If you want different fonts in your running text and your headline, you have to specify a different font-family for the headlines:

h1, h2, h3, h4 {
  font-family: Avenir, Helvetica, "sans serif"

This font-family applies to headlines level 1 through 4. Note that font names containing spaces must be enclosed in double quotes. The selector is an example for specifying the same style for several HTML elements: just list the elements (or even more complicated selectors liks blockquote > p) separated by commas.

Usually, the default font sizes for the different headings are ok. If you want to change those, use the attribute font-size and specify an em value, for example 2.0em for a h1. Do not use pixels or other absolute values here: The person viewing your HTML might have chosen their own preferred font size in the browser settings and specifying absolute values for font sizes plays havoc with these settings.

Other font attributes you might want to use are font-weight to specify light or bold variants, text-decoration and text-transform. And perhaps color, of course.

What about colors?

The preceding samples used named colors.
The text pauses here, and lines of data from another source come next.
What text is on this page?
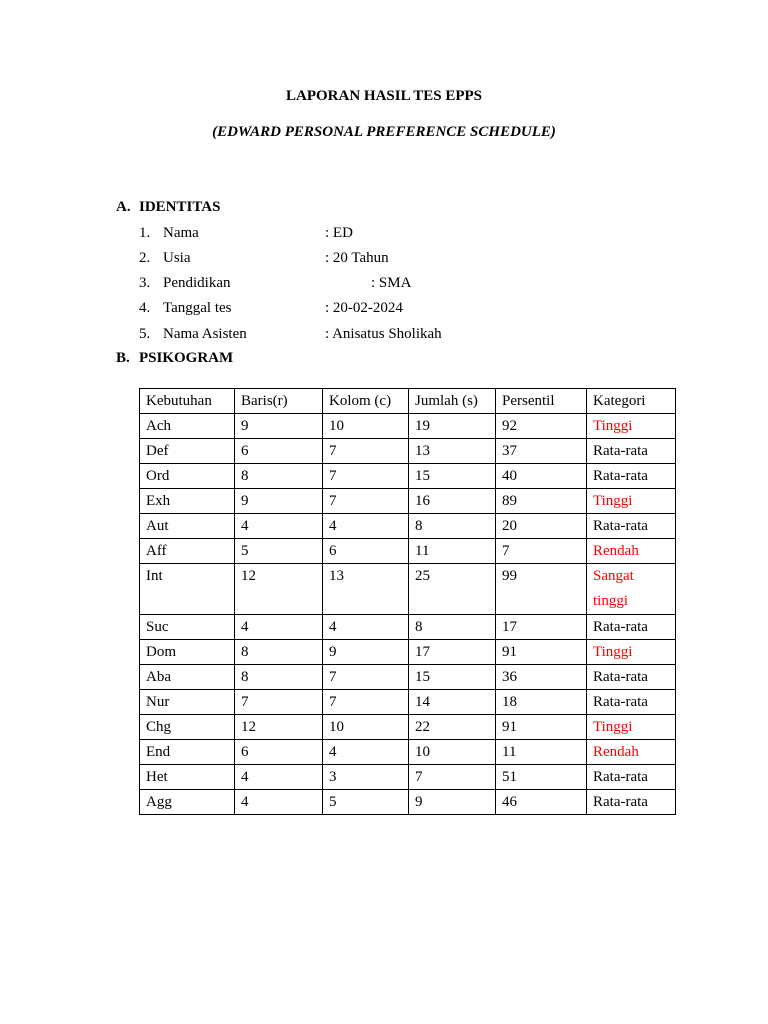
LAPORAN HASIL TES EPPS
(EDWARD PERSONAL PREFERENCE SCHEDULE)
A. IDENTITAS
1. Nama	: ED
2. Usia	: 20 Tahun
3. Pendidikan	: SMA
4. Tanggal tes	: 20-02-2024
5. Nama Asisten	: Anisatus Sholikah
B. PSIKOGRAM
Kebutuhan	Baris(r)	Kolom (c)	Jumlah (s)	Persentil	Kategori
Ach	9	10	19	92	Tinggi
Def	6	7	13	37	Rata-rata
Ord	8	7	15	40	Rata-rata
Exh	9	7	16	89	Tinggi
Aut	4	4	8	20	Rata-rata
Aff	5	6	11	7	Rendah
Int	12	13	25	99	Sangat tinggi
Suc	4	4	8	17	Rata-rata
Dom	8	9	17	91	Tinggi
Aba	8	7	15	36	Rata-rata
Nur	7	7	14	18	Rata-rata
Chg	12	10	22	91	Tinggi
End	6	4	10	11	Rendah
Het	4	3	7	51	Rata-rata
Agg	4	5	9	46	Rata-rata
While that might seem natural (at least for English speaking people), it is a bit awkward. What if you want a particular type of light green with a blue tint? It would be a challenge to even come up with a single english word to describe that color. And you couldn’t be sure that your browser (or any browser) understands what you mean. Therefore, you can also specify colors by three hexadecimal digits like #fff (for white) or #f00 (for a dark red) or by six of them (#ffffff or #ff0000). These values represent values for red, green and blue components. So instead of going with the lightgrey understood by browsers, you might want to use #eee which is more a dirty white.

Other ways to specify colors are using rgb(red, green, blue) where the values in parenthesis are numbers between 0 and 255 or hsl(hue, lightness, saturation). MDN describes these variants in an article on color values.